Design Con 2015

Do-it-yourself embedded Linux development tools

Alexander Sirotkin

November 30, 2007

Alexander SirotkinNovember 30, 2007

These key tools can be fine-tuned to fit your needs and your style of work.

Development tools are important. They save development and debug time. But most importantly, they make developers more happy and productive by automating many routine, boring, and time-consuming tasks. It's painful to see programmers spend a significant percentage of their valuable time on such routine tasks as downloading their code to the embedded target. This situation is not uncommon even with traditional embedded systems, but it's far worse with embedded Linux, where the lack of good development tools is evident.

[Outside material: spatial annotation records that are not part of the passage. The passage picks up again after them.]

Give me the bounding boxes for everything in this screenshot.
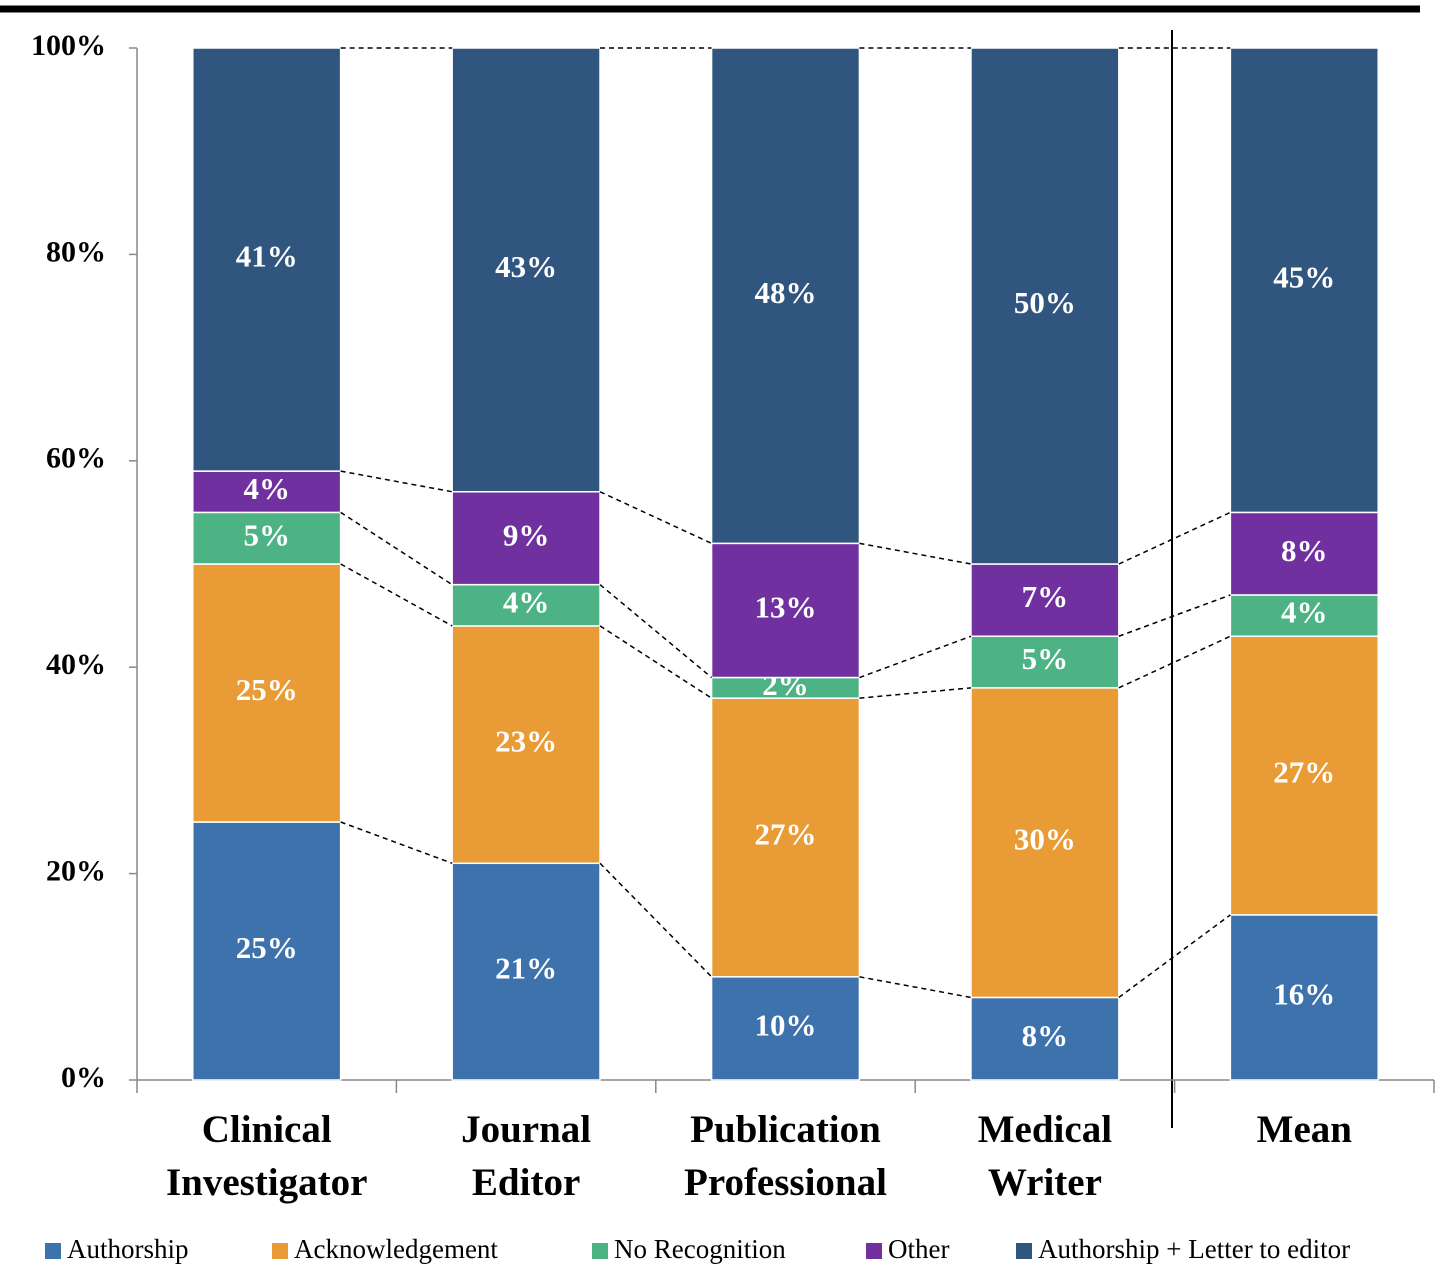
- bar-segment: [192, 511, 342, 565]
- legend-swatch: [866, 1243, 882, 1259]
- legend-swatch: [45, 1243, 61, 1259]
- bar-segment: [192, 470, 342, 514]
- value-label: 27%: [755, 817, 817, 852]
- value-label: 43%: [495, 249, 557, 284]
- connector: [859, 635, 972, 679]
- connector: [599, 625, 712, 699]
- bar-segment: [451, 625, 601, 865]
- value-label: 48%: [755, 275, 817, 310]
- value-label: 45%: [1273, 259, 1335, 294]
- connector: [599, 584, 713, 679]
- bar-segment: [710, 976, 861, 1081]
- legend-swatch: [1016, 1243, 1032, 1259]
- x-tick-label: Clinical Investigator: [166, 1108, 367, 1204]
- value-label: 16%: [1273, 977, 1335, 1012]
- x-tick-label: Medical Writer: [978, 1108, 1112, 1204]
- connector: [1118, 635, 1231, 689]
- y-tick-label: 0%: [61, 1061, 106, 1094]
- bar-segment: [451, 862, 601, 1081]
- bar-segment: [710, 697, 861, 978]
- connector: [859, 976, 972, 999]
- value-label: 13%: [755, 590, 817, 625]
- legend-label: Authorship: [67, 1234, 189, 1264]
- bar-segment: [710, 47, 861, 545]
- bar-segment: [970, 47, 1120, 565]
- connector: [340, 563, 453, 627]
- bar-segment: [192, 821, 342, 1081]
- legend-item: Acknowledgement: [272, 1234, 498, 1264]
- bar-segment: [1229, 511, 1379, 596]
- connector: [340, 821, 453, 864]
- bar-segment: [451, 491, 601, 586]
- legend-item: Authorship: [45, 1234, 189, 1264]
- connector: [1118, 511, 1231, 565]
- connector: [859, 687, 972, 699]
- value-label: 23%: [495, 724, 557, 759]
- value-label: 30%: [1014, 822, 1076, 857]
- bar-segment: [1229, 594, 1379, 637]
- legend-item: Other: [866, 1234, 949, 1264]
- legend-label: Acknowledgement: [294, 1234, 498, 1264]
- bar-segment: [1229, 635, 1379, 916]
- connector: [340, 511, 453, 586]
- value-label: 5%: [243, 517, 290, 552]
- bar-segment: [1229, 47, 1379, 514]
- bar-segment: [970, 687, 1120, 999]
- legend-label: No Recognition: [614, 1234, 786, 1264]
- legend-item: Authorship + Letter to editor: [1016, 1234, 1350, 1264]
- y-tick-label: 60%: [46, 442, 106, 475]
- bar-segment: [970, 996, 1120, 1081]
- y-tick-label: 40%: [46, 648, 106, 681]
- value-label: 9%: [503, 517, 550, 552]
- bar-segment: [970, 563, 1120, 637]
- legend-label: Other: [888, 1234, 949, 1264]
- value-label: 21%: [495, 951, 557, 986]
- bar-segment: [710, 542, 861, 679]
- value-label: 25%: [236, 672, 298, 707]
- value-label: 25%: [236, 930, 298, 965]
- bar-segment: [192, 47, 342, 472]
- value-label: 5%: [1022, 641, 1069, 676]
- legend-item: No Recognition: [592, 1234, 786, 1264]
- x-tick-label: Publication Professional: [684, 1108, 887, 1204]
- legend-swatch: [272, 1243, 288, 1259]
- connector: [599, 491, 712, 545]
- value-label: 27%: [1273, 755, 1335, 790]
- connector: [1118, 914, 1231, 999]
- value-label: 7%: [1022, 579, 1069, 614]
- value-label: 8%: [1022, 1018, 1069, 1053]
- y-tick-label: 80%: [46, 235, 106, 268]
- connector: [859, 542, 972, 565]
- bar-segment: [970, 635, 1120, 689]
- x-tick-label: Journal Editor: [461, 1108, 591, 1204]
- bar-segment: [192, 563, 342, 823]
- value-label: 8%: [1281, 533, 1328, 568]
- bar-segment: [451, 583, 601, 627]
- value-label: 41%: [236, 239, 298, 274]
- value-label: 4%: [243, 471, 290, 506]
- value-label: 10%: [755, 1008, 817, 1043]
- value-label: 4%: [1281, 595, 1328, 630]
- x-tick-label: Mean: [1257, 1108, 1353, 1151]
- legend-swatch: [592, 1243, 608, 1259]
- value-label: 50%: [1014, 285, 1076, 320]
- legend-label: Authorship + Letter to editor: [1038, 1234, 1350, 1264]
- bar-segment: [1229, 914, 1379, 1081]
- connector: [1118, 594, 1231, 637]
- connector: [599, 862, 713, 978]
- y-tick-label: 20%: [46, 854, 106, 887]
- connector: [340, 470, 453, 493]
- value-label: 4%: [503, 584, 550, 619]
- bar-segment: [451, 47, 601, 493]
- y-tick-label: 100%: [31, 29, 106, 62]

The perception that there are no good embedded Linux tools is not entirely true. First, a few commercial tools are available that are worth considering. However, contrary to the traditional embedded systems development world, commercial tools aren't the only option. A lot can be done with relatively little effort using freely available open-source tools. In fact, I would argue that the do-it-yourself development environment can be far superior to any commercial offering, as it will allow you the level of customization, flexibility, and agility that none of the off-the-shelf products can match.

Commercial tools
Embedded Linux integrated development environment (IDE) software suites are usually available from the same companies that sell embedded Linux. Wind River, MontaVista, TimeSys, LynuxWorks, and a dozen other vendors come to mind. Although these companies will try to sell you both the operating system and the accompanying IDE, this IDE may or may not be tied to that particular distribution. Most of these tools are Eclipse-based and offer similar functionality, which at closer look turns out to be no more than a clumsy editor, compiler wrapper, and debugger. The only exception I'm aware of is Wind River Workbench, which is actually a commercial grade product--not surprising considering Wind River's experience with its Tornado IDE for VxWorks.

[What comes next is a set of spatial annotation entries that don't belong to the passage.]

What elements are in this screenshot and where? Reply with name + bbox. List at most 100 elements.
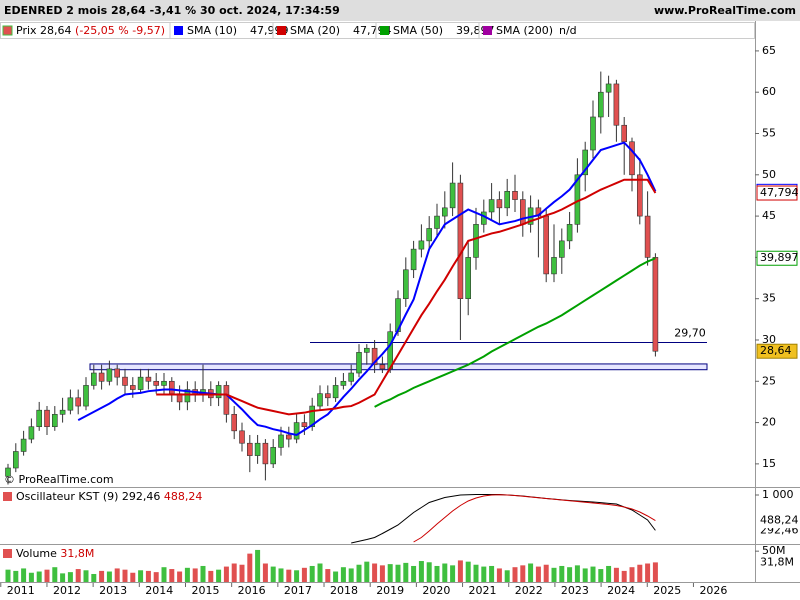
candle-body [613,83,620,126]
candle-body [340,380,347,386]
legend-swatch [3,549,12,558]
volume-bar [5,569,11,582]
y-tick-label: 15 [762,457,776,470]
candle-body [36,409,43,428]
candle-body [239,430,245,444]
header-site[interactable]: www.ProRealTime.com [654,4,796,17]
legend-label: Oscillateur KST (9) [16,490,118,503]
candle-body [169,380,175,394]
volume-bar [169,569,175,582]
volume-bar [145,570,151,582]
x-tick-label: 2015 [191,584,219,597]
candle-body [44,409,50,428]
volume-bar [496,568,502,582]
candle-body [122,376,128,386]
candle-body [558,240,565,258]
kst-line [413,494,656,543]
candle-body [582,149,589,176]
volume-bar [403,562,409,582]
volume-bar [598,569,604,582]
candle-body [247,442,253,456]
header-title: EDENRED 2 mois 28,64 -3,41 % 30 oct. 202… [4,4,340,17]
candle-body [20,438,27,452]
candle-body [597,91,604,118]
y-tick-label: 65 [762,44,776,57]
candle-body [231,414,237,432]
volume-bar [489,565,495,582]
value-tag [756,513,798,529]
candle-body [496,199,503,209]
candle-body [324,393,331,399]
watermark: © ProRealTime.com [4,473,114,486]
volume-bar [114,568,120,582]
legend-swatch [380,26,389,35]
volume-bar [348,568,354,582]
volume-bar [67,572,73,582]
support-zone [89,363,708,371]
volume-bar [512,567,518,582]
legend-swatch [2,25,13,36]
candle-body [621,124,628,143]
volume-bar [83,570,89,582]
volume-bar [91,573,97,582]
candle-body [254,442,261,456]
candle-body [629,141,635,176]
candle-body [379,364,386,370]
legend-kst: Oscillateur KST (9) 292,46 488,24 [16,490,202,503]
volume-bar [387,564,393,582]
value-tag-label: 39,897 [760,251,799,264]
volume-bar [418,561,424,582]
volume-bar [606,565,612,582]
sma-line [156,178,657,416]
volume-bar [340,567,346,582]
x-tick-label: 2023 [561,584,589,597]
candle-body [465,257,472,299]
volume-bar [473,564,479,582]
legend-value: 28,64 [40,24,72,37]
value-tag [756,343,798,359]
candle-body [512,191,518,200]
volume-bar [325,569,331,582]
volume-bar [294,570,300,582]
x-tick-label: 2017 [284,584,312,597]
volume-bar [239,564,245,582]
volume-bar [231,563,237,582]
candle-body [75,397,81,407]
value-tag-label: 31,8M [760,555,794,568]
legend-label: SMA (50) [393,24,443,37]
candle-body [223,385,230,415]
candle-body [434,215,440,229]
volume-bar [44,569,50,582]
candle-body [184,389,191,403]
volume-bar [192,568,198,582]
legend-label: SMA (200) [496,24,553,37]
candle-body [153,380,159,386]
x-tick-label: 2022 [515,584,543,597]
x-tick-label: 2011 [7,584,35,597]
candle-body [363,347,370,353]
candle-body [51,414,58,428]
candle-body [441,207,448,217]
candle-body [28,426,35,440]
candle-body [137,376,144,390]
legend-label: Prix [16,24,37,37]
candle-body [106,368,113,382]
candle-body [130,385,136,390]
volume-bar [395,564,401,582]
y-tick-label: 35 [762,292,776,305]
volume-bar [582,568,588,582]
volume-bar [613,567,619,582]
volume-bar [559,565,565,582]
volume-bar [13,570,19,582]
candle-body [5,467,11,477]
candle-body [418,240,425,250]
y-tick-label: 50M [762,544,786,557]
volume-bar [200,565,206,582]
volume-bar [216,569,222,582]
volume-bar [153,572,159,582]
x-tick-label: 2016 [238,584,266,597]
x-tick-label: 2020 [422,584,450,597]
volume-bar [262,563,268,582]
candle-body [457,182,464,299]
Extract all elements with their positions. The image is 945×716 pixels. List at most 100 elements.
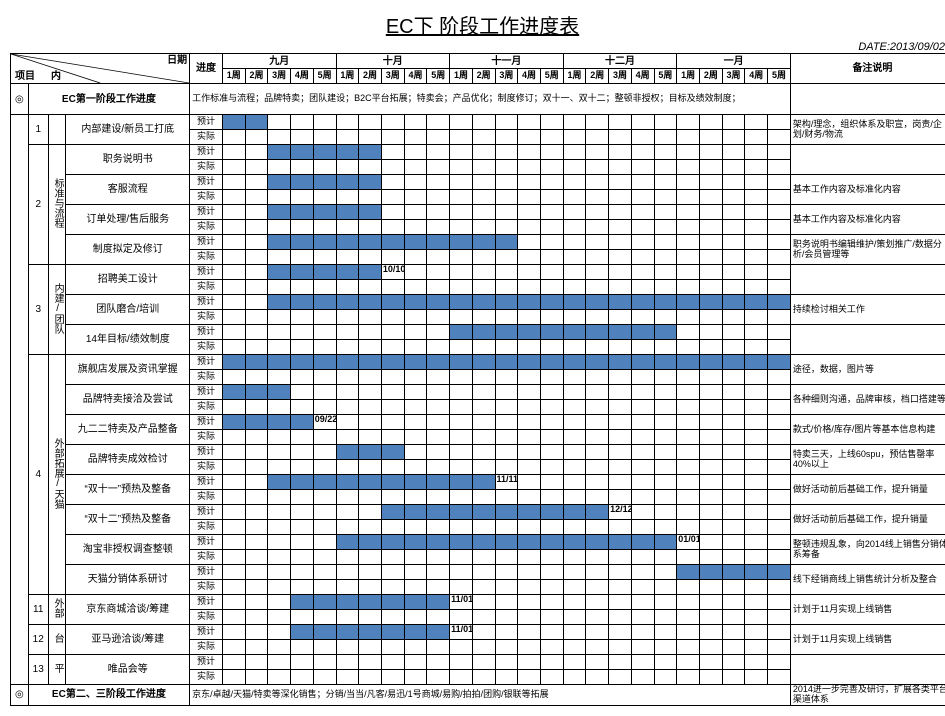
gantt-cell xyxy=(404,175,427,190)
gantt-cell xyxy=(381,400,404,415)
header-week: 4周 xyxy=(404,69,427,84)
gantt-cell xyxy=(245,595,268,610)
rowtype-actual: 实际 xyxy=(190,640,223,655)
gantt-cell xyxy=(427,520,450,535)
gantt-cell xyxy=(654,385,677,400)
gantt-cell xyxy=(540,625,563,640)
task-remark: 职务说明书编辑维护/策划推广/数据分析/会员管理等 xyxy=(790,235,945,265)
gantt-cell xyxy=(768,400,791,415)
gantt-cell xyxy=(404,220,427,235)
gantt-cell xyxy=(518,340,541,355)
gantt-cell xyxy=(359,535,382,550)
gantt-cell xyxy=(245,340,268,355)
gantt-cell xyxy=(563,460,586,475)
gantt-cell xyxy=(427,235,450,250)
gantt-cell xyxy=(495,295,518,310)
gantt-cell xyxy=(540,235,563,250)
gantt-cell xyxy=(722,115,745,130)
gantt-cell xyxy=(654,655,677,670)
gantt-cell xyxy=(472,430,495,445)
header-month-0: 九月 xyxy=(222,54,336,69)
gantt-cell xyxy=(563,625,586,640)
gantt-cell xyxy=(518,385,541,400)
gantt-cell xyxy=(268,460,291,475)
gantt-cell xyxy=(291,250,314,265)
gantt-cell xyxy=(268,610,291,625)
gantt-cell xyxy=(540,280,563,295)
gantt-cell xyxy=(427,490,450,505)
gantt-cell xyxy=(586,490,609,505)
gantt-cell xyxy=(768,325,791,340)
gantt-cell xyxy=(722,340,745,355)
gantt-cell xyxy=(245,355,268,370)
chart-title: EC下 阶段工作进度表 xyxy=(10,10,945,39)
gantt-cell xyxy=(722,445,745,460)
header-month-3: 十二月 xyxy=(563,54,677,69)
gantt-cell xyxy=(404,280,427,295)
gantt-cell xyxy=(268,115,291,130)
gantt-cell xyxy=(677,655,700,670)
phase-desc: 工作标准与流程；品牌特卖；团队建设；B2C平台拓展；特卖会；产品优化；制度修订；… xyxy=(190,84,791,115)
gantt-cell xyxy=(359,385,382,400)
gantt-cell xyxy=(563,415,586,430)
gantt-cell xyxy=(768,580,791,595)
gantt-cell xyxy=(540,475,563,490)
gantt-cell xyxy=(654,445,677,460)
gantt-cell xyxy=(586,250,609,265)
gantt-cell xyxy=(427,475,450,490)
gantt-cell xyxy=(699,325,722,340)
gantt-cell xyxy=(450,385,473,400)
gantt-cell xyxy=(336,205,359,220)
gantt-cell xyxy=(313,475,336,490)
gantt-cell xyxy=(359,340,382,355)
gantt-cell xyxy=(359,400,382,415)
gantt-cell xyxy=(495,400,518,415)
gantt-cell xyxy=(450,355,473,370)
gantt-cell xyxy=(631,370,654,385)
gantt-cell xyxy=(427,580,450,595)
gantt-cell xyxy=(540,295,563,310)
gantt-cell xyxy=(518,610,541,625)
gantt-cell xyxy=(245,415,268,430)
gantt-cell xyxy=(699,520,722,535)
gantt-cell xyxy=(291,535,314,550)
gantt-cell xyxy=(268,130,291,145)
gantt-cell xyxy=(222,565,245,580)
gantt-cell xyxy=(631,385,654,400)
gantt-cell xyxy=(722,250,745,265)
gantt-cell xyxy=(563,160,586,175)
task-name: 品牌特卖成效检讨 xyxy=(66,445,190,475)
gantt-cell xyxy=(336,430,359,445)
gantt-cell: 11/01 xyxy=(450,595,473,610)
row-cat: 外部 xyxy=(48,595,66,625)
gantt-cell xyxy=(654,460,677,475)
gantt-cell xyxy=(586,295,609,310)
gantt-cell xyxy=(245,250,268,265)
gantt-cell xyxy=(404,115,427,130)
gantt-cell xyxy=(427,385,450,400)
gantt-cell xyxy=(472,550,495,565)
gantt-cell xyxy=(518,115,541,130)
gantt-cell xyxy=(222,520,245,535)
gantt-cell: 11/01 xyxy=(450,625,473,640)
gantt-cell xyxy=(404,325,427,340)
gantt-cell xyxy=(222,355,245,370)
gantt-cell xyxy=(291,130,314,145)
header-week: 1周 xyxy=(563,69,586,84)
gantt-cell xyxy=(313,550,336,565)
gantt-cell xyxy=(472,640,495,655)
gantt-cell xyxy=(359,490,382,505)
gantt-cell xyxy=(586,655,609,670)
gantt-cell xyxy=(631,490,654,505)
gantt-cell xyxy=(245,535,268,550)
gantt-cell xyxy=(654,580,677,595)
gantt-cell xyxy=(245,430,268,445)
task-remark: 途径，数据，图片等 xyxy=(790,355,945,385)
gantt-cell xyxy=(722,625,745,640)
rowtype-plan: 预计 xyxy=(190,145,223,160)
gantt-cell xyxy=(381,580,404,595)
gantt-cell xyxy=(450,550,473,565)
gantt-cell xyxy=(677,580,700,595)
gantt-cell xyxy=(768,610,791,625)
gantt-cell xyxy=(359,595,382,610)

The major problem with off-the-shelf IDE suites isn't the software itself, but rather the nature of embedded systems development. To unleash the full power of an IDE, you must run an agent on the target embedded platform, as illustrated in Figure 1. This agent, however, may not be available if you're working on a customer system, or you may not have enough time to integrate it if you're doing a relatively short-term project. However, this agent typically fails to run because it relies on some kernel functionality that may not be available, as all embedded platforms are different and embedded systems programmers love to tweak system internals, often breaking some functionality the IDE agent relies on.